Diese Beurteilung hält rechtlicher Nachprüfung nicht stand.
Die Ausführungen des Oberlandesgerichts enthalten die Feststellung, der Kläger habe durch die Mitunterzeichnung des Protokolls über die Vernehmung seiner Ehefrau den Beklagten einer Straftat bezichtigt.
Dagegen wendet sich die Revision mit Erfolg.

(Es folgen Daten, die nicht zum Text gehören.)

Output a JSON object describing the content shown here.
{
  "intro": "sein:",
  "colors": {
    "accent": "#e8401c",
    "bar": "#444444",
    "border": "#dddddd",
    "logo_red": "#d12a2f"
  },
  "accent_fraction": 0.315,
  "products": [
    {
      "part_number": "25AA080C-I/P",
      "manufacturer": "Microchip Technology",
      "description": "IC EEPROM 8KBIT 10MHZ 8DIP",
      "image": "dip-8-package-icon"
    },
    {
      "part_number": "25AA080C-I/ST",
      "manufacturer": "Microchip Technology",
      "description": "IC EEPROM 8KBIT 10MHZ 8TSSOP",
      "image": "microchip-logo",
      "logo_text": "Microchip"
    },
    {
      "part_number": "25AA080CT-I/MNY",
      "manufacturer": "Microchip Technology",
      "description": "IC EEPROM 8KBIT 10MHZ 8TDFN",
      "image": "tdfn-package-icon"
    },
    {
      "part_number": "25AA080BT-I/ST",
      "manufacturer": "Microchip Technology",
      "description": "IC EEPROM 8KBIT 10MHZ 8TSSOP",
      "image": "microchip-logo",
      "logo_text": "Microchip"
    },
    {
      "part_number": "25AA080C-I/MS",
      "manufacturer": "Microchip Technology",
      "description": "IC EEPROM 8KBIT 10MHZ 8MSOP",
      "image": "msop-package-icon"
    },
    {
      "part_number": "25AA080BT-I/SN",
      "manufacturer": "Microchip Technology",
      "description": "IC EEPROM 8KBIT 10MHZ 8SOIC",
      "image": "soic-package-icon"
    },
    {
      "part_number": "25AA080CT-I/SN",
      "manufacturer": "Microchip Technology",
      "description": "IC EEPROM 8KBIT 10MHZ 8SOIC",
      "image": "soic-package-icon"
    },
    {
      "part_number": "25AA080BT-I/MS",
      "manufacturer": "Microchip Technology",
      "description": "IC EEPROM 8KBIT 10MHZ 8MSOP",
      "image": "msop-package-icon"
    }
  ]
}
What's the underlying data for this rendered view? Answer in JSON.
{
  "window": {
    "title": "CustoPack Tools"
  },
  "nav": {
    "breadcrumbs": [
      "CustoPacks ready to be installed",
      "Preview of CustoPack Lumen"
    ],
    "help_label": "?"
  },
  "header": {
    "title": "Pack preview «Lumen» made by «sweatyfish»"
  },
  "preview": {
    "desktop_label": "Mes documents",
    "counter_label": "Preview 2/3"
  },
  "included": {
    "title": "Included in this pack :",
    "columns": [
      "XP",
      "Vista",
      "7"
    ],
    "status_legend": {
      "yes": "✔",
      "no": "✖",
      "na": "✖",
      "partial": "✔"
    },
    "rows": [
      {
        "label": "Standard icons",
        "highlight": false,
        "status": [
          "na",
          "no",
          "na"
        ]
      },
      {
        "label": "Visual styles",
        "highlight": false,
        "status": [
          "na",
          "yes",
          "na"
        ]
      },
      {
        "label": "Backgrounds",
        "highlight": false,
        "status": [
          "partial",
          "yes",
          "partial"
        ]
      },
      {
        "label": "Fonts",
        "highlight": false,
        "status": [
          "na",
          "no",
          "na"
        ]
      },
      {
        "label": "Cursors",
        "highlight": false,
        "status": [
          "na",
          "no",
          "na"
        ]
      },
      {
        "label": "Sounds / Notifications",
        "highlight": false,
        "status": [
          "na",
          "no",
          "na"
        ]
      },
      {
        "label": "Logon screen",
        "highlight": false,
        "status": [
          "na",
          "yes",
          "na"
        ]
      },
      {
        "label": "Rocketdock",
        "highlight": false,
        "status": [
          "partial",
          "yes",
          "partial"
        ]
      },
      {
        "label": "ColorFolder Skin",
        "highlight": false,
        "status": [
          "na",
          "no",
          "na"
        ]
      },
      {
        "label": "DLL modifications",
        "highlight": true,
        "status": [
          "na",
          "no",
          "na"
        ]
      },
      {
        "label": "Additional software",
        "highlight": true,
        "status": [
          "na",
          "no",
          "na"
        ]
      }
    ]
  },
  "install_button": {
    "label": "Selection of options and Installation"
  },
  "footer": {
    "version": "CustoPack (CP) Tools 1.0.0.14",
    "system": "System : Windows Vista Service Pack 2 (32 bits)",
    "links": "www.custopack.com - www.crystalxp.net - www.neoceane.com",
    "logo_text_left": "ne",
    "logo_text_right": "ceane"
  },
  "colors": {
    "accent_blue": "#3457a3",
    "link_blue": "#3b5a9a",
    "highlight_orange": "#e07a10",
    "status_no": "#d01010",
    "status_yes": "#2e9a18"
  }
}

Sie rügt, daß das Oberlandesgericht den Inhalt der Strafanzeige, die zu der Zeugenvernehmung geführt habe, nicht festgestellt und die Akte des betreffenden Ermittlungsverfahrens entgegen dem Antrag des Klägers nicht beigezogen habe. Wie schriftsätzlich vorgetragen, hätte sich daraus ergeben, daß die Strafanzeige, die der Kläger aufgrund von Nachweisen durch entsprechende chemische Untersuchungen wegen Einleitung giftiger Gase in seine Räume erstattet habe, sich nicht gegen den Beklagten, sondern gegen Unbekannt gerichtet habe. Ferner habe das Oberlandesgericht den unter Beweis gestellten Vortrag des Klägers unberücksichtigt gelassen, wonach das Protokoll über die Vernehmung der Ehefrau des Klägers nur eine Zusammenfassung des Gesprächsinhalts enthalte, die nicht die Tatsache wiedergebe, daß nicht die Ehefrau, sondern die Polizei den Verdacht auf den Beklagten gelenkt habe.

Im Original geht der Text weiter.